C’est une situation que redoutent tous les propriétaires… et pourtant, elle est loin d’être rare.
Le « locataire problématique » est aujourd’hui une réalité bien connue en Israël : loyers impayés, refus de quitter les lieux, dégradations… autant de situations qui peuvent rapidement transformer un investissement serein en véritable cauchemar.

Quand tout bascule !!!!

Au départ, tout semble pourtant sous contrôle.
Un contrat est signé, des garanties sont fournies et le bien commence à générer des revenus.
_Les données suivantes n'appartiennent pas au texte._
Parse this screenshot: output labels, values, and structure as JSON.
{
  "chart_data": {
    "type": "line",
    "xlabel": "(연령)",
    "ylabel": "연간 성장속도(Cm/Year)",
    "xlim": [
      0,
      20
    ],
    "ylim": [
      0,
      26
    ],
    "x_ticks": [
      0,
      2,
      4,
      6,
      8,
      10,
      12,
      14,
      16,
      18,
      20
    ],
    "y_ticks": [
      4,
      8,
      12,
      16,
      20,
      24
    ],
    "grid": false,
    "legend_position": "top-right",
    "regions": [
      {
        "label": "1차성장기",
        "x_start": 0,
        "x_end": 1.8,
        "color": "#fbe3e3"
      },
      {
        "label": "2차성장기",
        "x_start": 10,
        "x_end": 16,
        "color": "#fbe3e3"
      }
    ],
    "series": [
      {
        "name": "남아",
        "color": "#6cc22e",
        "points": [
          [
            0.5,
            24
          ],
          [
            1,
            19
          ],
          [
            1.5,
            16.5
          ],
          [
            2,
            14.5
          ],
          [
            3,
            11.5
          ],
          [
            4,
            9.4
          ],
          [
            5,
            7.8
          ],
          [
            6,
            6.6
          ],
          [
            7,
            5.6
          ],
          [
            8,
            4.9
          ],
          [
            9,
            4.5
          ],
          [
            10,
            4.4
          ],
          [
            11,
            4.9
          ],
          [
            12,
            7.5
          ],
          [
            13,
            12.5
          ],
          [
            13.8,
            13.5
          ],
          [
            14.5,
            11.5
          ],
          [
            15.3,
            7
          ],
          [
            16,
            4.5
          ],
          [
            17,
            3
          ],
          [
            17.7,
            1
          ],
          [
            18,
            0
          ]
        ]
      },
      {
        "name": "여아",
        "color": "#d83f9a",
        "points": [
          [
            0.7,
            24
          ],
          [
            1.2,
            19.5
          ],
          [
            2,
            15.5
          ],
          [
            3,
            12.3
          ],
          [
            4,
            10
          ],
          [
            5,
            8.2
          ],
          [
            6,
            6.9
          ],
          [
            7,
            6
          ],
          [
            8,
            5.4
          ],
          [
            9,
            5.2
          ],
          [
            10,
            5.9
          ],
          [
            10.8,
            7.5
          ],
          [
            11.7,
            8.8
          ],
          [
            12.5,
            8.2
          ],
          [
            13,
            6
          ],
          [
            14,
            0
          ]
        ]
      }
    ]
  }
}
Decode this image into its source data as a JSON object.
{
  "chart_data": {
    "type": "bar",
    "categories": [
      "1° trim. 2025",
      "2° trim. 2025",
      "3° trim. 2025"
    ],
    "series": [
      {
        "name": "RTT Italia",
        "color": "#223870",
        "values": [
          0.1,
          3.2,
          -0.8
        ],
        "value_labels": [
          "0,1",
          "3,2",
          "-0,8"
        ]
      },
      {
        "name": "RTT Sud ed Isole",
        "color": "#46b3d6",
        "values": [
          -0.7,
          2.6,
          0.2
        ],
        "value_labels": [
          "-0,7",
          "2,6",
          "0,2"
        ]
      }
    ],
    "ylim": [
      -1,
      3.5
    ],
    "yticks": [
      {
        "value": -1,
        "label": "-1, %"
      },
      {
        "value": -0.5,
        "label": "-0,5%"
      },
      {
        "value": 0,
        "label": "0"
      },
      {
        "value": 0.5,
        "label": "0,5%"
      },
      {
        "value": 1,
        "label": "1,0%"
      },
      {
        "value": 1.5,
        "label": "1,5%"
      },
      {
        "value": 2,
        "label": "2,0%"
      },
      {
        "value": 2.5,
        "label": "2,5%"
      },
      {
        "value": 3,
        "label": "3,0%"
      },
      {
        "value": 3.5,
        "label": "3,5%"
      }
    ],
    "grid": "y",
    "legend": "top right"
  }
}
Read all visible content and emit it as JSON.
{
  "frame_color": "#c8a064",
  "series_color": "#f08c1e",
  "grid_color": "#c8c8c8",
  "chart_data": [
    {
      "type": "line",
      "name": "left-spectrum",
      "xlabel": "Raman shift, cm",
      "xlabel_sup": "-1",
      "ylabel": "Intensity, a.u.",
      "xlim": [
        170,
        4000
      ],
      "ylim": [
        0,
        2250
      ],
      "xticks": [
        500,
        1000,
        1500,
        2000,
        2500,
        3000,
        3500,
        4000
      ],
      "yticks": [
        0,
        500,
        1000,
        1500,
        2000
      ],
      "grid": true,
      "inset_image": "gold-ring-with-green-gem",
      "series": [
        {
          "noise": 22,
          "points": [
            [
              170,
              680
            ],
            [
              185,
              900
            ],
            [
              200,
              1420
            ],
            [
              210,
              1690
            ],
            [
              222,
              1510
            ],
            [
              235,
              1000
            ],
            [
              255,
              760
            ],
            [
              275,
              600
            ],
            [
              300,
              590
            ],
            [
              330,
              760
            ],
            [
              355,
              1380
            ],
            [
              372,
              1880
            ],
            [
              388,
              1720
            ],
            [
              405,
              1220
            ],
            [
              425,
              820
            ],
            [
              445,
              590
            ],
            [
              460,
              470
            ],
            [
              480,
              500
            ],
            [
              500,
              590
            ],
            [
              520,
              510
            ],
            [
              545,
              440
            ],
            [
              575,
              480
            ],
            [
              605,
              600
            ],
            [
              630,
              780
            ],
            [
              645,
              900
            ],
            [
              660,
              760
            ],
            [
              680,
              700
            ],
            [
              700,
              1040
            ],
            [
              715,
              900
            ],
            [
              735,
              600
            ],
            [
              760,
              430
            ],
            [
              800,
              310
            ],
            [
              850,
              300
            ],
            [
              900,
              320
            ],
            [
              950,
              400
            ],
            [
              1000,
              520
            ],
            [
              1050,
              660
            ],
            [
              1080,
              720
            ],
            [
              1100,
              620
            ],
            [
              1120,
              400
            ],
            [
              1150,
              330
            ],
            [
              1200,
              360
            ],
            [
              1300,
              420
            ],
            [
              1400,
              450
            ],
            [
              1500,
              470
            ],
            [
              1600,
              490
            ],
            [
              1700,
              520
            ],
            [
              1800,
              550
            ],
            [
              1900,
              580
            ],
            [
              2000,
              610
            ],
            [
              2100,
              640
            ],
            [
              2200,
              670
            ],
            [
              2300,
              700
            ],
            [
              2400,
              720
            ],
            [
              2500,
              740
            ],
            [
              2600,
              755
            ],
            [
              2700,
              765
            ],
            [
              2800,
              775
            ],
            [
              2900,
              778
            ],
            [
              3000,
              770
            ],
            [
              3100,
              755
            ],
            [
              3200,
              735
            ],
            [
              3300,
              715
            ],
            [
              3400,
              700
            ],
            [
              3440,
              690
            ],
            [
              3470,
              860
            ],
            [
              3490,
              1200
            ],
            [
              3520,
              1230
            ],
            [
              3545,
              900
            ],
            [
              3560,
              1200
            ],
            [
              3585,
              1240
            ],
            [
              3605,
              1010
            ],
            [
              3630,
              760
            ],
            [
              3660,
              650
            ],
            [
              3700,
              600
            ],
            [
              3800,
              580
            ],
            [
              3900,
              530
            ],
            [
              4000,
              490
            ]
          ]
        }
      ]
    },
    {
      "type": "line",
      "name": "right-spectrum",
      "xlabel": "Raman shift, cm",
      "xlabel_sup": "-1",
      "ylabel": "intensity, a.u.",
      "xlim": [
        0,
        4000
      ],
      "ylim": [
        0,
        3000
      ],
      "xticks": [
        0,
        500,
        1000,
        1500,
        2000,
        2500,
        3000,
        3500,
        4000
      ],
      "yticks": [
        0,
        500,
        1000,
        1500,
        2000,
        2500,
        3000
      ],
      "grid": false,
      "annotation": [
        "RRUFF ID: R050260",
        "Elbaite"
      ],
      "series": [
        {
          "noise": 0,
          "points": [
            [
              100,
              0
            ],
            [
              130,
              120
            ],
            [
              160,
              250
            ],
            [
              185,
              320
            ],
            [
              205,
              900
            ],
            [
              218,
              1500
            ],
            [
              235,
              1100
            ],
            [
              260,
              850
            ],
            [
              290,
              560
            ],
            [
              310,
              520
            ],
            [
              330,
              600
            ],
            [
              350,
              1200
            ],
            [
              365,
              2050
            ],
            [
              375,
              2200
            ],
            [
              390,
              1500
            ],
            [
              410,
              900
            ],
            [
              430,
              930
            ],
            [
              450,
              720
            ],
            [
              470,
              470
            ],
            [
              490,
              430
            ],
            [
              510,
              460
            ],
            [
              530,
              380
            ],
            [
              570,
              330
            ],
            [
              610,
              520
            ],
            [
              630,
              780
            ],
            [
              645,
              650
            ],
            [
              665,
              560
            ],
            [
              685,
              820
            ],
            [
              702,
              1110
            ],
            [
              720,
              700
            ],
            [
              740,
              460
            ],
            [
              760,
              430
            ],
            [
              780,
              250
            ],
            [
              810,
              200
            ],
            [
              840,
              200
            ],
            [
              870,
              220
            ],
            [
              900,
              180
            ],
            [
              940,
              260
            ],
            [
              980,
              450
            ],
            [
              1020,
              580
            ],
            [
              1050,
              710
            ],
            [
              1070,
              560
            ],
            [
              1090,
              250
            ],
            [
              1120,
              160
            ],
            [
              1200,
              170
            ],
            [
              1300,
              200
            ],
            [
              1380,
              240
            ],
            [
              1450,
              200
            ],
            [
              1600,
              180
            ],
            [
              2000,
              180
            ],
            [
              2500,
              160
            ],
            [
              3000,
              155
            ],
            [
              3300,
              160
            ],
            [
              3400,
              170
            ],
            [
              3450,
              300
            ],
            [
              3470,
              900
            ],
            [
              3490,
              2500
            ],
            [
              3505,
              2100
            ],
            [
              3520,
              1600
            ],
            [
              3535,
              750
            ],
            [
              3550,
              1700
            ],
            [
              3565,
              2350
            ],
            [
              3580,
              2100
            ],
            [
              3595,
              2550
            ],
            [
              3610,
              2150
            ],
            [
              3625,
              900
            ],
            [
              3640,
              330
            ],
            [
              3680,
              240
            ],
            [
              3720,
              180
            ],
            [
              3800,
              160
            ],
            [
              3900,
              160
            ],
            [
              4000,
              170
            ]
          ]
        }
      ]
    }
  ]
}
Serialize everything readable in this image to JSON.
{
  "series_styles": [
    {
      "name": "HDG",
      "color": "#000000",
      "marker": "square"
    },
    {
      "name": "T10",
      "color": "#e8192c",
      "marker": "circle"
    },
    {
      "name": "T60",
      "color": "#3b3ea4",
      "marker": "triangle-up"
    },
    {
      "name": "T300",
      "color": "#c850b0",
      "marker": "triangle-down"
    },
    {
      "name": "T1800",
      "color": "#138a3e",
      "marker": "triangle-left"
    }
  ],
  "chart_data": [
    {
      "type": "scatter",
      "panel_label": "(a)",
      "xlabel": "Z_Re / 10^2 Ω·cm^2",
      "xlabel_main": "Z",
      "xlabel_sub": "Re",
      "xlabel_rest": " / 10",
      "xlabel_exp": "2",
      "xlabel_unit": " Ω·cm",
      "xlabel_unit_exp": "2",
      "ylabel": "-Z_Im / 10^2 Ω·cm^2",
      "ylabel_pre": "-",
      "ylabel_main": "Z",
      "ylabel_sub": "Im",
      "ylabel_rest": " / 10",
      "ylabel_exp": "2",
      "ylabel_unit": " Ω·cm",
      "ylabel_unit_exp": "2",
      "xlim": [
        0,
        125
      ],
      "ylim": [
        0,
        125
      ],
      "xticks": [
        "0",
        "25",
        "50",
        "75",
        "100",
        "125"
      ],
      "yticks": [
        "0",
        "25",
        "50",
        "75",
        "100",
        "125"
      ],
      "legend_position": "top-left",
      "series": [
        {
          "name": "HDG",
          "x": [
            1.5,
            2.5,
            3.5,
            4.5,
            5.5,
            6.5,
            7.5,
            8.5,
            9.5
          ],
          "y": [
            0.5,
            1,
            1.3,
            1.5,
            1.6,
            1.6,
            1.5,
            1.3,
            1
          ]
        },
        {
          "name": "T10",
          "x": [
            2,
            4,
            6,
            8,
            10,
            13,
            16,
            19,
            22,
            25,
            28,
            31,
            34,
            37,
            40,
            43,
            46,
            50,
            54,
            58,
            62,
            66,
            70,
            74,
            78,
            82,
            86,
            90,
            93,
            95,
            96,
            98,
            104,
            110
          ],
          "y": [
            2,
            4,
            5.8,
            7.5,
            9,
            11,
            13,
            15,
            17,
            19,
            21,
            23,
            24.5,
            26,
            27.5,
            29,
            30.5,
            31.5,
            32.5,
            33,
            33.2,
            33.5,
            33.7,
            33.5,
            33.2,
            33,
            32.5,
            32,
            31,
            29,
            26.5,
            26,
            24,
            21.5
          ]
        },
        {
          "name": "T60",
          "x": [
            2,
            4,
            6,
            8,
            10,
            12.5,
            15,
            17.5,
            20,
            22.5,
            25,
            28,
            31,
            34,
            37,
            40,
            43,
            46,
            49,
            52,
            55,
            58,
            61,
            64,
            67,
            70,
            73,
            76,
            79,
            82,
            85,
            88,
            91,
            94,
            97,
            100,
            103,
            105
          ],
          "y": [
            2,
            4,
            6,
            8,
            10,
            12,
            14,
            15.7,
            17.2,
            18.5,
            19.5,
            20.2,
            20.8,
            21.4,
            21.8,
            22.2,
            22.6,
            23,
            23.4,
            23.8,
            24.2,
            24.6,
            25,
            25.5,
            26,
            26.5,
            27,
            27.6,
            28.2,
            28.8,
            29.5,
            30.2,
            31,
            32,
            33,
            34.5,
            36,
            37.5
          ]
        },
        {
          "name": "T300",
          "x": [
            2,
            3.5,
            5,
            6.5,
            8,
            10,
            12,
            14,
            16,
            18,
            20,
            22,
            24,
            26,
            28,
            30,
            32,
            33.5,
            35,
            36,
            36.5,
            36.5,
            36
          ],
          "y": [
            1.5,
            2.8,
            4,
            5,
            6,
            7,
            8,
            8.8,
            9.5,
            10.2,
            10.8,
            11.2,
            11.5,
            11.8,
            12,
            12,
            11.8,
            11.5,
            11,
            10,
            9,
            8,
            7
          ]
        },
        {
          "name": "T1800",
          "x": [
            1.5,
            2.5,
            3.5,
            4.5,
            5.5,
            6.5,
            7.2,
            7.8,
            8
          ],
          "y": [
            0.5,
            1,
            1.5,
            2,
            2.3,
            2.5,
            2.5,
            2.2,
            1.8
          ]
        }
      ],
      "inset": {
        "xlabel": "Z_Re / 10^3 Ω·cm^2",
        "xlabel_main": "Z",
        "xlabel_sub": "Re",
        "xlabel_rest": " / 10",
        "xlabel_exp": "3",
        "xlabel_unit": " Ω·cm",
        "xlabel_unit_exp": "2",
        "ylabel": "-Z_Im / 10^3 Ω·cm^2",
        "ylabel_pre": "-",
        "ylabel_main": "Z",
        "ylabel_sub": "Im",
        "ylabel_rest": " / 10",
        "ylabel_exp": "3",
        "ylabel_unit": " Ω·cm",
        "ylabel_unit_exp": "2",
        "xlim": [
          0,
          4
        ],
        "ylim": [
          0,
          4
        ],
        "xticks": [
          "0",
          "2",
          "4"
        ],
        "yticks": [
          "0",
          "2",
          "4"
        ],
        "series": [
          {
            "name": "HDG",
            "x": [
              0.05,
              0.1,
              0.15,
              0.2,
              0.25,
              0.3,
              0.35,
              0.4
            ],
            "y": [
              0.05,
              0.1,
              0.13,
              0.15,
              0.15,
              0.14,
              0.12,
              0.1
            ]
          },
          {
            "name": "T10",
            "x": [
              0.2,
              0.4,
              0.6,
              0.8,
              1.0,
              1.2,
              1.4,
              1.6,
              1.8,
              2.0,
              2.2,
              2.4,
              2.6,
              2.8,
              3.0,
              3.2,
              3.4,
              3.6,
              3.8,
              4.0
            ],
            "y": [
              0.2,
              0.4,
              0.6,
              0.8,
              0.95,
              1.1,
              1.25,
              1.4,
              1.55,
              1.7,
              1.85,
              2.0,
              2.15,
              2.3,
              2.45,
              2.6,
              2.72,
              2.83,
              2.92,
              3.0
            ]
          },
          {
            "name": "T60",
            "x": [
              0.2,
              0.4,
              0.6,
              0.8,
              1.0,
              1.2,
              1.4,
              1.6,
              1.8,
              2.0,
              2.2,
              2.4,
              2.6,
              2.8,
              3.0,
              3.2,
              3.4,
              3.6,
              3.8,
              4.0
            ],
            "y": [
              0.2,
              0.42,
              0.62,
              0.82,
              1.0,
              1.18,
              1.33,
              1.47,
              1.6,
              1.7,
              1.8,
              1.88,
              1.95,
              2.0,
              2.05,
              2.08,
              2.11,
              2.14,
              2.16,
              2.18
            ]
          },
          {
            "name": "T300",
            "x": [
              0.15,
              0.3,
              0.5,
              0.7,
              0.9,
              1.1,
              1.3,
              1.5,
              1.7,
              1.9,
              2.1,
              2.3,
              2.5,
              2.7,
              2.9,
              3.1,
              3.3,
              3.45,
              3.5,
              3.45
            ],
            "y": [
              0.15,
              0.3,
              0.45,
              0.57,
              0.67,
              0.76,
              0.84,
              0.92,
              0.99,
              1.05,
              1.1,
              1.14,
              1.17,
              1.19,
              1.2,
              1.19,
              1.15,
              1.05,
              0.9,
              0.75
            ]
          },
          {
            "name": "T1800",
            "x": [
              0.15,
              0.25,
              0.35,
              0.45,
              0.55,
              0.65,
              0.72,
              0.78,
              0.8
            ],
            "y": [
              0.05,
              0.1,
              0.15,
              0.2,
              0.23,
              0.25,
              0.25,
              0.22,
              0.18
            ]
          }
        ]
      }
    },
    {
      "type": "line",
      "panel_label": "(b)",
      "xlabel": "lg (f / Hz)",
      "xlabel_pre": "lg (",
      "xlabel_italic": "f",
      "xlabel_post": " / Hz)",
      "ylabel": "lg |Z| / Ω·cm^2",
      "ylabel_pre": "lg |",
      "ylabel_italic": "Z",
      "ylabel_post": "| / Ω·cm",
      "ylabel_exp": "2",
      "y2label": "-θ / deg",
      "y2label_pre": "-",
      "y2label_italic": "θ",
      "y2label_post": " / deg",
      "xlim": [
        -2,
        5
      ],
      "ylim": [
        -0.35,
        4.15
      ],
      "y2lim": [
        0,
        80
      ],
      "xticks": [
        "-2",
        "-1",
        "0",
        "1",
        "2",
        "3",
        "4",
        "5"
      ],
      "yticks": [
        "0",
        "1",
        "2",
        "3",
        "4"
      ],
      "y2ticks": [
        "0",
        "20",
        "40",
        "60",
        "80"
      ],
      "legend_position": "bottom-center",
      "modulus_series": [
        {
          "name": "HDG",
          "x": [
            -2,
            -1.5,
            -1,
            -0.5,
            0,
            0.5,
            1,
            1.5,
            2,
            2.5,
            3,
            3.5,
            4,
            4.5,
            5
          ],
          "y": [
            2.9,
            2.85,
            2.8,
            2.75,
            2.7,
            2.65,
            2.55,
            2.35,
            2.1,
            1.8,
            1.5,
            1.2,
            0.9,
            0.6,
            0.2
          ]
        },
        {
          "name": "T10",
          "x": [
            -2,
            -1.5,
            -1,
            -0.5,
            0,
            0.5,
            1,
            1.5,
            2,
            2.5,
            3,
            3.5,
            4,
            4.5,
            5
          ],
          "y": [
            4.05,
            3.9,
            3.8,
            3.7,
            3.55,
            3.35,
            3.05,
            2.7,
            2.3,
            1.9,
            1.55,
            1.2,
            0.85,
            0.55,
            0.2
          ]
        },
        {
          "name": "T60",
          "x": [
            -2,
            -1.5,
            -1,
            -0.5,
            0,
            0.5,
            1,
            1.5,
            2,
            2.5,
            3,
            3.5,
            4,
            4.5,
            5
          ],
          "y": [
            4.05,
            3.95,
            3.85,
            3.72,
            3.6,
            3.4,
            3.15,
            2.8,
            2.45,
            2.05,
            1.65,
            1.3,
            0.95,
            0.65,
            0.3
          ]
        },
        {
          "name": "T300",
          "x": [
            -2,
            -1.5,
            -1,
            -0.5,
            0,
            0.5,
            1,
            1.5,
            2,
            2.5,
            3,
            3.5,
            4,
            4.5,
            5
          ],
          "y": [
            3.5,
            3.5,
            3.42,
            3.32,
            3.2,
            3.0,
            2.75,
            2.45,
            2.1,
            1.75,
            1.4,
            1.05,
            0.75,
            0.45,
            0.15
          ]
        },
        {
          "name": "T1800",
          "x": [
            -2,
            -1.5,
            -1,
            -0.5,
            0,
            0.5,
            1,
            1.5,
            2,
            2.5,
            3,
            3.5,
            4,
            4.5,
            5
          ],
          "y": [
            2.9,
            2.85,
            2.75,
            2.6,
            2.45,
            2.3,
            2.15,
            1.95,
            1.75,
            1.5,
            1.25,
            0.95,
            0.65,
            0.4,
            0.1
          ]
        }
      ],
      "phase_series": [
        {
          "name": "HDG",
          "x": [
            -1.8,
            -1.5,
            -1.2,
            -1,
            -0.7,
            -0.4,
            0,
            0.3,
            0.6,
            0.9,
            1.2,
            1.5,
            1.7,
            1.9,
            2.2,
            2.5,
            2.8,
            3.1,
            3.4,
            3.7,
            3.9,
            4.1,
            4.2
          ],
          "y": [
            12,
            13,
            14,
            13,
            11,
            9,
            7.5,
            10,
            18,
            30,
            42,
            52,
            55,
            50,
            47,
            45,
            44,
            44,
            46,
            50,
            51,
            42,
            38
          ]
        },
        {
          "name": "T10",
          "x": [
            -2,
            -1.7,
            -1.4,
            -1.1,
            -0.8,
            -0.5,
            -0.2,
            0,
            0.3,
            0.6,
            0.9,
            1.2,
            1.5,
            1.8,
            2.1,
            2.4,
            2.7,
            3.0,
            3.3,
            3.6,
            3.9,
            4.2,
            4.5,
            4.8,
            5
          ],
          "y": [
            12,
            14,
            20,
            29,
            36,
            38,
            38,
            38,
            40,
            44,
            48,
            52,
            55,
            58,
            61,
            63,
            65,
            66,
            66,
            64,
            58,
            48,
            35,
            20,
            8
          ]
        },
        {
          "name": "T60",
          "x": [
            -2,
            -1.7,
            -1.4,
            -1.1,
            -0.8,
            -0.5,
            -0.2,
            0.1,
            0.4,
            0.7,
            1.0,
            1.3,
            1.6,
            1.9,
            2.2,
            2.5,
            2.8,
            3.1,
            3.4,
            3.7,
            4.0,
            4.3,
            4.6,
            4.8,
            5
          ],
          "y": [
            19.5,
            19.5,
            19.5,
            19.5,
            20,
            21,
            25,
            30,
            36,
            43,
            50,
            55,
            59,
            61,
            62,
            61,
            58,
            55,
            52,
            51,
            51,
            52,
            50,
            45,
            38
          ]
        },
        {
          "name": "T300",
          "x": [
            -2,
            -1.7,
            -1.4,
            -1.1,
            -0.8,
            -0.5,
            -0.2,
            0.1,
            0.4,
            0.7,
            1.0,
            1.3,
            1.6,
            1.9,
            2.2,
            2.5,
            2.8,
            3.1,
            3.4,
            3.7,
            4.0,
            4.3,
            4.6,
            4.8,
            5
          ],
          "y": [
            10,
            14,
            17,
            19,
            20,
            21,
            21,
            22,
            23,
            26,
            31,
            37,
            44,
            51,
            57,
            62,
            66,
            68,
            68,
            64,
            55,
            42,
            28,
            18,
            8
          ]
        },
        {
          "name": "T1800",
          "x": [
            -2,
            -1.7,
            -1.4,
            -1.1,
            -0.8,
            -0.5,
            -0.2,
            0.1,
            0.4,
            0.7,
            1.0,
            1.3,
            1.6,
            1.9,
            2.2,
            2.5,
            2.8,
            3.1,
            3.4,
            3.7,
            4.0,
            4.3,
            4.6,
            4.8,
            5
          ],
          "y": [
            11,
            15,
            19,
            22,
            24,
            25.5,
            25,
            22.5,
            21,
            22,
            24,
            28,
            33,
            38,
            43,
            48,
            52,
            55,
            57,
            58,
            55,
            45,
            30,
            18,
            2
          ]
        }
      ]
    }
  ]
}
Mais parfois, la situation se dégrade : le locataire cesse de payer, accumule des dettes et refuse même de libérer le logement à la fin du bail.

Dans certains cas, le propriétaire découvre en plus des dégradations importantes, sans recours immédiat pour récupérer les sommes dues.

Une procédure d’expulsion accélérée

Face à cette situation, la loi israélienne prévoit une procédure spécifique appelée “demande d’expulsion du locataire”, relativement rapide et simplifiée.

Première étape : la mise en demeure

Avant toute action judiciaire, il est indispensable d’adresser au locataire une lettre recommandée, lui demandant de :

  • régulariser sa situation
  • ou quitter le logement

Si rien ne change : l’action en justice

En cas d’absence de réponse, le propriétaire peut engager une procédure d’expulsion dans deux cas précis :

  • non-paiement du loyer
  • refus de quitter le bien à la fin du bail

👉 Le locataire dispose alors de 30 jours pour répondre, et une audience est généralement fixée dans les 60 jours.

Dans la majorité des cas, le tribunal statue rapidement, souvent dès la première audience.

Des délais à ne pas sous-estimer

Même dans le cadre d’une procédure accélérée, le délai total peut varier :

  • environ 3 mois dans les cas simples
  • jusqu’à 10 mois dans les situations complexes

Pendant ce temps, le locataire peut continuer à occuper le bien… et à générer des dettes.

Attention : deux procédures distinctes

Un point essentiel à retenir :

👉 La procédure d’expulsion ne couvre pas les pertes financières.

Pour récupérer :

  • les loyers impayés
  • les frais ou dégradations

➡️ il faudra engager une seconde action en justice.

Et si le locataire refuse toujours de partir ?

Même après une décision de justice, certains locataires refusent de quitter les lieux.

Dans ce cas :
👉 une procédure d’exécution forcée doit être engagée
👉 avec intervention possible d’un huissier et des forces de l’ordre

Cette étape implique des frais supplémentaires, qui peuvent être réclamés ultérieurement au locataire.

Anticiper pour éviter le pire

La meilleure stratégie reste la prévention.

Avant de signer un contrat de location, il est fortement recommandé de :

  • Vérifier le profil du locataire
  • analyser sa solvabilité
  • exiger des garanties solides

Les garanties indispensables

Pour sécuriser votre location, plusieurs outils sont recommandés :

  • garantie bancaire (si possible)
  • reconnaissance de dette avec garants (et justificatifs de revenus)
  • dépôt de garantie (1 à 2 mois)
  • chèques couvrant la durée du bail
  • chèques pour les charges (électricité, eau, municipalité…)

👉 Idéalement, ces garanties doivent couvrir 4 à 6 mois de loyer.

Un enjeu majeur pour les propriétaires

Face à un locataire défaillant, la réactivité est essentielle.
Plus l’action est rapide, plus les pertes peuvent être limitées.

S’entourer d’un professionnel du droit dès le départ — pour la rédaction du bail comme en cas de litige — peut faire toute la différence.

Un accompagnement professionnel

Le cabinet Sadon & Associés accompagne les propriétaires à chaque étape :

  • rédaction de contrats sécurisés
  • mise en place de garanties solides
  • gestion rapide et efficace des procédures d’expulsion

En conclusion 
Investir dans l’immobilier reste une valeur sûre… à condition d’être bien préparé.
Face aux risques liés aux locataires défaillants, vigilance, anticipation et accompagnement juridique sont les clés pour protéger son bien et sa sérénité.